Nature of the orbital angular momentum (OAM) fields in a multilayered fiber

TL;DR

This paper provides a theoretical analysis of the orbital angular momentum (OAM) fields in multilayered fibers, revealing how polarization influences the field structure and deriving new expressions for propagation constants.

Contribution

It introduces a detailed theoretical framework for understanding OAM fields in multilayered fibers, including polarization effects and a new expression for the polarization-correction to the propagation constant.

Findings

Polarization induces a modified scalar OAM field with shifted intensity patterns.

The intensity donut pattern's radius varies with spin-alignment or anti-alignment.
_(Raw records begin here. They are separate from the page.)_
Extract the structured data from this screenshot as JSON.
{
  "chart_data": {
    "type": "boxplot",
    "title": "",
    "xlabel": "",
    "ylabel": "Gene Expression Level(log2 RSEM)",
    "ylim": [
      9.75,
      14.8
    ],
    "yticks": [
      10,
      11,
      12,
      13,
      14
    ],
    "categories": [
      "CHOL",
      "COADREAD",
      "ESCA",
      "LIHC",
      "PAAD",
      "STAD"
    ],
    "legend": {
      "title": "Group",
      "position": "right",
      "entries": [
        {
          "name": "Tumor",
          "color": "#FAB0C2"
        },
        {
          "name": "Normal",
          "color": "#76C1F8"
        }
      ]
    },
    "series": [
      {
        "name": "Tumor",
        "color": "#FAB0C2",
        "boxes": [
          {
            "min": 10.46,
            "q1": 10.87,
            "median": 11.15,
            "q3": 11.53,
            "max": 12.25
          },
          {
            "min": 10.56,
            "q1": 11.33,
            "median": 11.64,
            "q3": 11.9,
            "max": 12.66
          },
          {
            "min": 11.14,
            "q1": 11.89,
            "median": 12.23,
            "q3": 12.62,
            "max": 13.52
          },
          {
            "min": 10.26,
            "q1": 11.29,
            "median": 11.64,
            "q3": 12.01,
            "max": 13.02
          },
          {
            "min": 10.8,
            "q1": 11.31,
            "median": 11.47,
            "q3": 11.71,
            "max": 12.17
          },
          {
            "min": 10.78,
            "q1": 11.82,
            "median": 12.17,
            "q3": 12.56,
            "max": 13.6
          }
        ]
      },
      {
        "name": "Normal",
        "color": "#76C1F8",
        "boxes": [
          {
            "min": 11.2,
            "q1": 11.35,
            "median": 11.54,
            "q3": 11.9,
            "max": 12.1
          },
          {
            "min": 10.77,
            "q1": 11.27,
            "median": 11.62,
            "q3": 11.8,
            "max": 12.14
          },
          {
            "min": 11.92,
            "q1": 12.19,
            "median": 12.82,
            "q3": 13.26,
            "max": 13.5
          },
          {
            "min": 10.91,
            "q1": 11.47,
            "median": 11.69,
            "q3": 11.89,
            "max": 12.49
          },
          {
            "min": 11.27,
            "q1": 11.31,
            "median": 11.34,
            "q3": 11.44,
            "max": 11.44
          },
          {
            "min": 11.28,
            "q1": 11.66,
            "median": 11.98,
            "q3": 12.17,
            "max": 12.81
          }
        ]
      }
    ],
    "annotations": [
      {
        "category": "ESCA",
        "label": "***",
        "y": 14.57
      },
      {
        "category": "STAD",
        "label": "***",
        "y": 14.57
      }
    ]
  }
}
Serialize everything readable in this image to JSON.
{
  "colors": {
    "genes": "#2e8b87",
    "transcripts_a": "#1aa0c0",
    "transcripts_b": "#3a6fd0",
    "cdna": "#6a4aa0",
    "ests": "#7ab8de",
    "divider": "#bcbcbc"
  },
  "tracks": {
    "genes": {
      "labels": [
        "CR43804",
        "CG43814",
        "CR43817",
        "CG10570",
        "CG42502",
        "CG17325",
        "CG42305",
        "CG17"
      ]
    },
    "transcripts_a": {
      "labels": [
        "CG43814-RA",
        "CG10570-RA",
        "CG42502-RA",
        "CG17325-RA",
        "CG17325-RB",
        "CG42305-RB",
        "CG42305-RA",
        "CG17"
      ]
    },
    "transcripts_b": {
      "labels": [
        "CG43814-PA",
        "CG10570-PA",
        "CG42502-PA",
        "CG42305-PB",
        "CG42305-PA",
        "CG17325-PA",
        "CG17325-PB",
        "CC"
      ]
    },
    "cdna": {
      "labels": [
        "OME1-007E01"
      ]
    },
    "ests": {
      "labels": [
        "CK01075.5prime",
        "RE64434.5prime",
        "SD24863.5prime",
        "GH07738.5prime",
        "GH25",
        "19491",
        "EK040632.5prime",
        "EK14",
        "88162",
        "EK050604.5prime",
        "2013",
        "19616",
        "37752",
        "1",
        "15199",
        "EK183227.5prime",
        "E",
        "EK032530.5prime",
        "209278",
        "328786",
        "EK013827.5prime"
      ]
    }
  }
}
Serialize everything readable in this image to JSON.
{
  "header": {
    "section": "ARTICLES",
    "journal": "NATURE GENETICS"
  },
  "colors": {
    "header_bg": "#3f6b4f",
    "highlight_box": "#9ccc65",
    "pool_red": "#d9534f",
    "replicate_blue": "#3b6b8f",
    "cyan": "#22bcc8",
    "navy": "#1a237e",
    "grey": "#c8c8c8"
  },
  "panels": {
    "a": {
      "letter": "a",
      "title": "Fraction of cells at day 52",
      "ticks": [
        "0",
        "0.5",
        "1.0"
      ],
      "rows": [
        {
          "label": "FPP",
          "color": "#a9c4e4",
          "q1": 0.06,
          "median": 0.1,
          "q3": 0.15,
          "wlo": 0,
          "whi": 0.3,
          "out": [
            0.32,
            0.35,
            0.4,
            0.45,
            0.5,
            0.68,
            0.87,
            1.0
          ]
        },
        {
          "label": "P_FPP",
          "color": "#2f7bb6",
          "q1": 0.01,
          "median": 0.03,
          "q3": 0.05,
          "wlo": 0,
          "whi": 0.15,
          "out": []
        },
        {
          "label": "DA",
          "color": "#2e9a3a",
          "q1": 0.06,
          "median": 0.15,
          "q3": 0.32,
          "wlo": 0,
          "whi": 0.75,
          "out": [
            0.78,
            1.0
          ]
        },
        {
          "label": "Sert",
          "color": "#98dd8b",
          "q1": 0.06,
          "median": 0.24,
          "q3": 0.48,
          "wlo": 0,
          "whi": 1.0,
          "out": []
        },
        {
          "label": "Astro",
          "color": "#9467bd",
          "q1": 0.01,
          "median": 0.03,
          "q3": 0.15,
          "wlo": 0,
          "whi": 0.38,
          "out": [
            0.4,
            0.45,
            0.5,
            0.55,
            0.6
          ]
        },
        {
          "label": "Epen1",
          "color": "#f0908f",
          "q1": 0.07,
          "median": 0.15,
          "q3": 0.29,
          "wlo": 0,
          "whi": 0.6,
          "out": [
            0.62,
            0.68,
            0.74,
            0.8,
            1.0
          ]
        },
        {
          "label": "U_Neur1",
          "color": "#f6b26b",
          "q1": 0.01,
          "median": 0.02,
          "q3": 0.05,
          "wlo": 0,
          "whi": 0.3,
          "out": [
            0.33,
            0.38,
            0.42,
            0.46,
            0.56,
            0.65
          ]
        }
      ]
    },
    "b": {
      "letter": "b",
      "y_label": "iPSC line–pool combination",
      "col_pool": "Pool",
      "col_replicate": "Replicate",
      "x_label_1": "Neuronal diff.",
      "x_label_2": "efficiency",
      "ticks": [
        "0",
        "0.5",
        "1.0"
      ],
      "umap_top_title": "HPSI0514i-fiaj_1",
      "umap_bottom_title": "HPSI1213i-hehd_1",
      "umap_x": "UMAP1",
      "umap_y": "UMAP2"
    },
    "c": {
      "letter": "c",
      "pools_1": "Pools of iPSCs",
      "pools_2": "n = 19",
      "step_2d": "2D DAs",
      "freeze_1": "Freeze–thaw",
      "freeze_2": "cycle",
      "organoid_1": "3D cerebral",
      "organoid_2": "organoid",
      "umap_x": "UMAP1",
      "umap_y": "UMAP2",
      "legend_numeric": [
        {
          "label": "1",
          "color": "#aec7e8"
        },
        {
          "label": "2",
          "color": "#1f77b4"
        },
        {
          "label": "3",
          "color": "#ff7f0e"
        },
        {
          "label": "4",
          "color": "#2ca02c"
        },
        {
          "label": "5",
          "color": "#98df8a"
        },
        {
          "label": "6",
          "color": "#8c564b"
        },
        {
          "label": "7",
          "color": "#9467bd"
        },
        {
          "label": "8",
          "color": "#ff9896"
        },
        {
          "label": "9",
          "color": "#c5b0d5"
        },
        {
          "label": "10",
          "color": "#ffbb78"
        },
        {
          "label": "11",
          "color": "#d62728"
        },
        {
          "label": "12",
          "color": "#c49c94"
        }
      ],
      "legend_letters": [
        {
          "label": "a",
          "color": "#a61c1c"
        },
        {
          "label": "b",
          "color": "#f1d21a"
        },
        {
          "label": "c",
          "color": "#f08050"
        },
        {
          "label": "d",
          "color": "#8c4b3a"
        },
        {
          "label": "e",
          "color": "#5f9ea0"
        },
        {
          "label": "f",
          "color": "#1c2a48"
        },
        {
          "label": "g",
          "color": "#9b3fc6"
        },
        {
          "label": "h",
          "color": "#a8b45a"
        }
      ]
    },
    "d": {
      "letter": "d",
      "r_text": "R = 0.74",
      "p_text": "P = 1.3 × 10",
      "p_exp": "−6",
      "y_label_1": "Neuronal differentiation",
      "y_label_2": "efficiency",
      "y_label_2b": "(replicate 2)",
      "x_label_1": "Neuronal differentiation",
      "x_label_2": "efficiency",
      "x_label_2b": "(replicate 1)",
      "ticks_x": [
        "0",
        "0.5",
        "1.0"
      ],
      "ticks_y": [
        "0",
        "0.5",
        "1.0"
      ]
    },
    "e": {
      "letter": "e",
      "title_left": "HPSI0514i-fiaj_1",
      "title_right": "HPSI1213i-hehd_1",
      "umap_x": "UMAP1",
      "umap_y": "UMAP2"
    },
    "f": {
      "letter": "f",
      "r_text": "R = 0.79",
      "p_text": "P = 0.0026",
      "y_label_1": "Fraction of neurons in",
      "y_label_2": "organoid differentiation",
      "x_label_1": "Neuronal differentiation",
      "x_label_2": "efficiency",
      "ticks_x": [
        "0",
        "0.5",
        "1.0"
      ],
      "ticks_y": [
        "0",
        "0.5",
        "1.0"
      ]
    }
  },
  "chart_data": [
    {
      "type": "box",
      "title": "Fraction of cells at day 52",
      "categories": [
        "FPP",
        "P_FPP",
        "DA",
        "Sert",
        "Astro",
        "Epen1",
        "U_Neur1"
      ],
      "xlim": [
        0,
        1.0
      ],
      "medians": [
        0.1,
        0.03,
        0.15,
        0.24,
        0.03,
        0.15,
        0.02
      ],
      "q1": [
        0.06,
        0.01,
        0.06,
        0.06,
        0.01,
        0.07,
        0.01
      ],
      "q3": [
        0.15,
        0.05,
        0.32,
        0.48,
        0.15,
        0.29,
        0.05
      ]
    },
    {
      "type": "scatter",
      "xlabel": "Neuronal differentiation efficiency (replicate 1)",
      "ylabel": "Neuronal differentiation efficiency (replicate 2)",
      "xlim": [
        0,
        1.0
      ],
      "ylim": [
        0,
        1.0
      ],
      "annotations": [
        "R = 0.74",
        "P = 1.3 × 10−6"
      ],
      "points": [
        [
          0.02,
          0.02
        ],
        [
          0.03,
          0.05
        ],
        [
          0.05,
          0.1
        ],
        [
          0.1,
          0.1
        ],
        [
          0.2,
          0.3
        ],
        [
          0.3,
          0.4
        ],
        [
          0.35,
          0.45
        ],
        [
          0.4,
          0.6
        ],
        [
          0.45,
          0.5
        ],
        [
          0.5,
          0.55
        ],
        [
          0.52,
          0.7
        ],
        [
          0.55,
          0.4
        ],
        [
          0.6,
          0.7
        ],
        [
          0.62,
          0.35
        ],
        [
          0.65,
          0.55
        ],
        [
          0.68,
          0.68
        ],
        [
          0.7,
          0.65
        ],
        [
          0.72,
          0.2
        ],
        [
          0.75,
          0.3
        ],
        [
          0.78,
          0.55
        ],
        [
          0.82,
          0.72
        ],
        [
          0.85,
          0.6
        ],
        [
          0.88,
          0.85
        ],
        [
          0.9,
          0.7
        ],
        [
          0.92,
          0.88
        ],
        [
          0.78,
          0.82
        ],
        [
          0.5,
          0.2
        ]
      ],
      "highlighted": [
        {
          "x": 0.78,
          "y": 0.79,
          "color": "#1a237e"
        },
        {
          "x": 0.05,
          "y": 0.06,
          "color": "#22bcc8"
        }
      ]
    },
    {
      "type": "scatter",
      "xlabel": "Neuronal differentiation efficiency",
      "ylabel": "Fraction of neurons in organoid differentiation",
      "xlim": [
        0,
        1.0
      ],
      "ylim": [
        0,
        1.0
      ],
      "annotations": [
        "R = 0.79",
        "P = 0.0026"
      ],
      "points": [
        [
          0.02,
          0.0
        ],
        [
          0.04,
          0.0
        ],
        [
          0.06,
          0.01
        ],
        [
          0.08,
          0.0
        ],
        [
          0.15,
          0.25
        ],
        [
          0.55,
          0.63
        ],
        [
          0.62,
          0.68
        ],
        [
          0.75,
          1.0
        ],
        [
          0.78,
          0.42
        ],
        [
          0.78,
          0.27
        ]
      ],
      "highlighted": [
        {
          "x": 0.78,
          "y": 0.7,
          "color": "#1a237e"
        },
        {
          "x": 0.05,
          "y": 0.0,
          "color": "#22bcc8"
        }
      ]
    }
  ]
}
Derived a general expression for polarization correction to the scalar propagation constant.

Abstract

We provide a theoretical analysis of the nature of the orbital angular momentum (OAM) modal fields in a multilayered fiber, such as the step-index fiber and the ring-core fiber. In a detailed study of the vector field solutions of the step-index fiber (in the exponential basis), we discover that the polarization-induced field component is a modified scalar OAM field (as opposed to a standard OAM scalar field) with a shifted intensity pattern in the weakly guiding approximation (WGA); the familiar intensity donut pattern is reduced or increased in radius depending upon whether it is a case of spin-alignment or anti-alignment with the OAM. Such a shift in the intensity pattern appears to be a general feature of the field of a multilayered fiber as seen from an extension to the ring-core fiber. Additionally, we derive a general expression for the polarization-correction to the scalar propagation constant, which includes, for the first time, the contribution of the polarization-induced field. All the analytic expressions are illustrated and validated numerically with application to a step-index fiber, whose analytic solutions are well-known.